Tinea capitis (scalp ringworm) is a fungal dermatophyte infection of scalp hair follicles and surrounding skin that afflicts 3-8% of the U.S. pediatric population. The clinical presentation is that of hair loss accompanied by inflammation, scaling, pustules, and itching. Tinea capitis is also a major health care disparity because it occurs predominantly among individuals from disadvantaged socioeconomic backgrounds and sub-Saharan African descent. In addition to the medical impact on the patient, tinea capitis also stigmatizes disadvantaged children (e.g. increased bullying, social ostracism), keeps them from school until treated, and adds health care cost in a population least able to pay.

Treatment for tinea capitis requires a prolonged (weeks) treatment with oral antifungal agents, which raises issues of patient compliance, side effects of systemic antifungals, and active antifungal stewardship. Consequently, treatment should not be initiated unless a clear diagnosis is made. Unfortunately, the diagnosis of tinea capitis is currently dependent on culture and microscopy. Both methods are slow (days to weeks for results), expensive, and require considerable expertise.

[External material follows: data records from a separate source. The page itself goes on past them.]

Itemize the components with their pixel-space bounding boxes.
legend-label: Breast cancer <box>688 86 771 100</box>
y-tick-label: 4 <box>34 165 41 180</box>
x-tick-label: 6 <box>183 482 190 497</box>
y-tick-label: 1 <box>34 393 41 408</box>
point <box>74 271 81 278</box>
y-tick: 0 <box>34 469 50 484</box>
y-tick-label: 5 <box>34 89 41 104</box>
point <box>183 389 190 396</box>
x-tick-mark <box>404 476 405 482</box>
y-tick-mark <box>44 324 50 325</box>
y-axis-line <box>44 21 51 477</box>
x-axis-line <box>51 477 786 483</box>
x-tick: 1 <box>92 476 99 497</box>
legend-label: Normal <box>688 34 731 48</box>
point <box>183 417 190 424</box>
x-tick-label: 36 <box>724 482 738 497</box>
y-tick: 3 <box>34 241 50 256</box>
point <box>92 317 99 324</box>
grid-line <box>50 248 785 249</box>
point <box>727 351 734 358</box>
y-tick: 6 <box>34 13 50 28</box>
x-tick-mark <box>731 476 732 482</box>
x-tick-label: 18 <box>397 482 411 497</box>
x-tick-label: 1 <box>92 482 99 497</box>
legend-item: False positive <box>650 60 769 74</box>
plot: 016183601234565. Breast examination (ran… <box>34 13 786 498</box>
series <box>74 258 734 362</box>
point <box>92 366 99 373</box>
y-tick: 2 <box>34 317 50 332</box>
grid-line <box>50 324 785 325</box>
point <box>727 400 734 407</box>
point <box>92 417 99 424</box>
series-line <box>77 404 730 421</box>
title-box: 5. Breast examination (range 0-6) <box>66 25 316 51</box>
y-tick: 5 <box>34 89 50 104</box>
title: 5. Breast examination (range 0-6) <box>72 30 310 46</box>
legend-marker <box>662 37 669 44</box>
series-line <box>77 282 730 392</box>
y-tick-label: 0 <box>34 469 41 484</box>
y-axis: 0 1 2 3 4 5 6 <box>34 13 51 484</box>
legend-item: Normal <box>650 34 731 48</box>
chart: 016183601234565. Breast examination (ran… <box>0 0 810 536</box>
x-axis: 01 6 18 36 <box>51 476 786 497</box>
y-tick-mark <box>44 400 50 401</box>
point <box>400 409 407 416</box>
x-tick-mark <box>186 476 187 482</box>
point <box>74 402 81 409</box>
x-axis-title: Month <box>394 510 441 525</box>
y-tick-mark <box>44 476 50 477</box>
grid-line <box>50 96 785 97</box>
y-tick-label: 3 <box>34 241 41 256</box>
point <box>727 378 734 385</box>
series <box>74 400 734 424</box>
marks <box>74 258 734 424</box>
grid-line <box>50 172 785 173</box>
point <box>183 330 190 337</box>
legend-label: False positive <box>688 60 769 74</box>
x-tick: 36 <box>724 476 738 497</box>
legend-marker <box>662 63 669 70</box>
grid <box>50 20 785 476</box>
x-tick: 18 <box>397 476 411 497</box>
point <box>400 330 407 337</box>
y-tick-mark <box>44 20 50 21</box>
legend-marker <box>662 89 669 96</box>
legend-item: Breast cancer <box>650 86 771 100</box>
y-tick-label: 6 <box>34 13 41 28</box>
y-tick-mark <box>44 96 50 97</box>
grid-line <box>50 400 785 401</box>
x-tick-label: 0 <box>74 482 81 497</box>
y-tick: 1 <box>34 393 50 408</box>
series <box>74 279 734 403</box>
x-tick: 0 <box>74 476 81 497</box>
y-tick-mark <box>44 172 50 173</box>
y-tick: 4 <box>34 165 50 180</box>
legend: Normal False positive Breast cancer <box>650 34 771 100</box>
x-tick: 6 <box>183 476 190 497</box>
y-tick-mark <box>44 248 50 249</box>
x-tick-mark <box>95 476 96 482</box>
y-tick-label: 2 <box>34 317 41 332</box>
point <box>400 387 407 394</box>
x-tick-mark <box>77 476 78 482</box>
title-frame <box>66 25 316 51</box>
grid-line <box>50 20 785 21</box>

Our goal is to produce a point-of-care diagnostic test for tinea capitis that is rapid, accurate, affordable, and deliverable to sites that serve health disparity populations. The target population will be individuals, primarily disadvantaged children, with a clinical presentation of tinea capitis. The approach will be an immunoassay for cell wall polysaccharides as biomarkers for dermatophyte fungi. The product will be a rapid (<10 minutes) and inexpensive lateral flow immunoassay (LFIA) that will directly identify the presence of dermatophyte fungi in skin scrapings and hair. A positive result would trigger immediate treatment.

We have already developed a multi-step, research-grade LFIA that is reactive with galactomannans of all major dermatophytes as well as with extracts of clinical samples from several patients with dermatophyte infection. The objective of this study is to move the current research-grade LFIA to a format suitable for point-of-care (POC) use, which will involve i) developing sample treatment and biomarker extraction procedures that can be performed in less than 10min in a primary care physician office, ii) optimizing a one-step LFI for easy use at the POC, and iii) evaluating the LFI with clinical samples.

Project Investigators: Thomas Kozel, Ph.D. (Principal Investigator for Diagnostics Discovery Laboratory subcontract) and Amanda Burnham-Marusich, Ph.D. (Principal Scientist, DxDiscovery, Inc.).

Grant support: Studies at UNR are supported by a subcontract from DxDiscovery, Inc., a UNR startup company that has received a Phase I Small Business Innovation Research (SBIR) NIH grant (1R43EB023408), Point-of-care immunoassay for rapid diagnosis of tinea capitis, 2016-2018.